Quise tomar el camión en avenida Libertad, pero el conductor me hizo bajar, pues el pasaje había subido a quince pesos, y solo tenía trece. Debí entonces caminar a casa, en la barriada norte, y por mi cojera llegué pasadas las tres de la mañana. Al llegar todos dormían, y en mi cuarto en silencio, cené unos fríos tamales pasados.
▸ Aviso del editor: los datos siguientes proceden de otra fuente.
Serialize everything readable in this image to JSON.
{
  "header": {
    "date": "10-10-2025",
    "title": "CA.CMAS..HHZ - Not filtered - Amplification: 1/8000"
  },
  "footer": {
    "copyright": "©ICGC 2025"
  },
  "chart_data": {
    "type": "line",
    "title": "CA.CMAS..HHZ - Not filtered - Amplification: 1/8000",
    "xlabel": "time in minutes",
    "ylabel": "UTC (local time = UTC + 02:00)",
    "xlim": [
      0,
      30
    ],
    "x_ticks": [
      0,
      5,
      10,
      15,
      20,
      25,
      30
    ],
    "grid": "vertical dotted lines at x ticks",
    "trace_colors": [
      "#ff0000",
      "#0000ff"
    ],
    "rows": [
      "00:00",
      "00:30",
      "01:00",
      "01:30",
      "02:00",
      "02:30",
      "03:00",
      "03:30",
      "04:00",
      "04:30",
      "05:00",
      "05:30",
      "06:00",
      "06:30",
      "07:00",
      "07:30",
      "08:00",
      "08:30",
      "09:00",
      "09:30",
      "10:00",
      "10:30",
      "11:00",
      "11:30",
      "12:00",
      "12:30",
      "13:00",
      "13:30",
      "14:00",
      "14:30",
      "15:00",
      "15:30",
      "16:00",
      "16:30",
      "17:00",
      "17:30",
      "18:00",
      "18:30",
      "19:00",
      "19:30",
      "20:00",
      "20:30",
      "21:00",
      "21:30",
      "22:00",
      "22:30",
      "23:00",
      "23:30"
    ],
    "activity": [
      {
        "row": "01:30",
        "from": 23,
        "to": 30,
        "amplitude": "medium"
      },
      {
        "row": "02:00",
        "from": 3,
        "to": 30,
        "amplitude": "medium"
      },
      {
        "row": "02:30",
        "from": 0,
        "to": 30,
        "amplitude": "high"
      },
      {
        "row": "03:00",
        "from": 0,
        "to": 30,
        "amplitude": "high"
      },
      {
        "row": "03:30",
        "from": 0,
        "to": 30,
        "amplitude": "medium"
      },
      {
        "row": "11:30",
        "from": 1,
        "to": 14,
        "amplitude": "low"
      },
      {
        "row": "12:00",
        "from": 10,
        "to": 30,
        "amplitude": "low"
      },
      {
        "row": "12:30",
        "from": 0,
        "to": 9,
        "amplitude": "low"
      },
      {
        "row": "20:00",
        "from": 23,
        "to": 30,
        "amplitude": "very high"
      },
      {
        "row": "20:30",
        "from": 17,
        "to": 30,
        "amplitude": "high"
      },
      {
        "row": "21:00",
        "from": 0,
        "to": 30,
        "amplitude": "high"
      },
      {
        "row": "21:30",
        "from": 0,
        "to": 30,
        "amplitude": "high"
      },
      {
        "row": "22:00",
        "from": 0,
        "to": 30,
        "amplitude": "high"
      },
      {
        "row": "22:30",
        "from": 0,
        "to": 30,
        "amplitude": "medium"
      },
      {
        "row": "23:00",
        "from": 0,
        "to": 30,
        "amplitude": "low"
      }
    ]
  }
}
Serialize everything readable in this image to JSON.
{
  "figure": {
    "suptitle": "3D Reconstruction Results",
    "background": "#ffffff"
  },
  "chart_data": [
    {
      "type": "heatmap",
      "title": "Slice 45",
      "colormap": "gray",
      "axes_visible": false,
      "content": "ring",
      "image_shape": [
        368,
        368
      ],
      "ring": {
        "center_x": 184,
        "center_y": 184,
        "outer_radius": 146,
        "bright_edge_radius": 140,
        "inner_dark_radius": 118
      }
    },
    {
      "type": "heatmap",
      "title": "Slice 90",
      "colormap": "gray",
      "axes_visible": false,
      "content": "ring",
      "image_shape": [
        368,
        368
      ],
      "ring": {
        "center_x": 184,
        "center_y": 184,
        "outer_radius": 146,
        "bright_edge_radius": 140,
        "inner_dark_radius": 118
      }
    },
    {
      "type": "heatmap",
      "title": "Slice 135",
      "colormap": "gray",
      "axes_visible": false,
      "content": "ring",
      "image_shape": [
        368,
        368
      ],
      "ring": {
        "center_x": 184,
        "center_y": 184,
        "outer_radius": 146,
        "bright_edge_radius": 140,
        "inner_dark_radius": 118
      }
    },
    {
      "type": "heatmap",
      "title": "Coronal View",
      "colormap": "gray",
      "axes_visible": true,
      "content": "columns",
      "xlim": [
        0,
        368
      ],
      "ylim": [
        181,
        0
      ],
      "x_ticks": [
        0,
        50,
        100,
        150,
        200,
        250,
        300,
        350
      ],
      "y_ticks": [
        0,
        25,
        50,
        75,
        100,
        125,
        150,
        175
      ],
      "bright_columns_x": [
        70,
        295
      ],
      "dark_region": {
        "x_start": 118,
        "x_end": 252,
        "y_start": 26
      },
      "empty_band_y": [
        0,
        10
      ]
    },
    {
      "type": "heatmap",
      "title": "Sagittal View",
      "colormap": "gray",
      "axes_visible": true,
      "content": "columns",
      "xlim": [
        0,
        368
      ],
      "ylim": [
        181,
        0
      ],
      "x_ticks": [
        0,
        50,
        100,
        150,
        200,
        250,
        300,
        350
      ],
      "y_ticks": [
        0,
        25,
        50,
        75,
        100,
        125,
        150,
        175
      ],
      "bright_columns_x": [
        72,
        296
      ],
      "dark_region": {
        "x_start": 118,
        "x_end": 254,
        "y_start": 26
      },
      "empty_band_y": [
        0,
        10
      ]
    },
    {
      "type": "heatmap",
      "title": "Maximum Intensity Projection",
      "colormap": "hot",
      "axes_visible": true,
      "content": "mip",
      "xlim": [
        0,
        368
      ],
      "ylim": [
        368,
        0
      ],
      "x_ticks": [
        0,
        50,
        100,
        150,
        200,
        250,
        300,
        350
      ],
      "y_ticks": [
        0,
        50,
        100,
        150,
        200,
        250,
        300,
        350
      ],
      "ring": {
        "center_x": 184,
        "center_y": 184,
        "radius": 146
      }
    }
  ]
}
El insomnio llegó indeseable; no lograba entender porque el Profesor no podía deshacerse de esos juveniles, y porque no ponía a Rubén como titular, si por mucho era el mejor. Pero no di con la respuesta. El DT nunca escarmentaría, hasta que bajáramos a segunda división.
Por el trasnoche, al día siguiente me presenté diez minutos tarde al entrenamiento, y recibí mi respectivo castigo. Los juveniles llegaron dos horas después, y para ellos no hubo regaños, solo sonrisas. Enseguida se presentaron unos periodistas de la televisión, que los rodearon y se los llevaron. — ¿No supiste? — Me dijo Rubén. —Fueron vendidos al Benfica, los dos. — No pude creerlo, pero me alegré por Rubén, que podría por fin ser titular, pero ese mismo día lo trasladaron a la filial, y al despedirme pensé, —Ahora sí que estaré sin amigos—.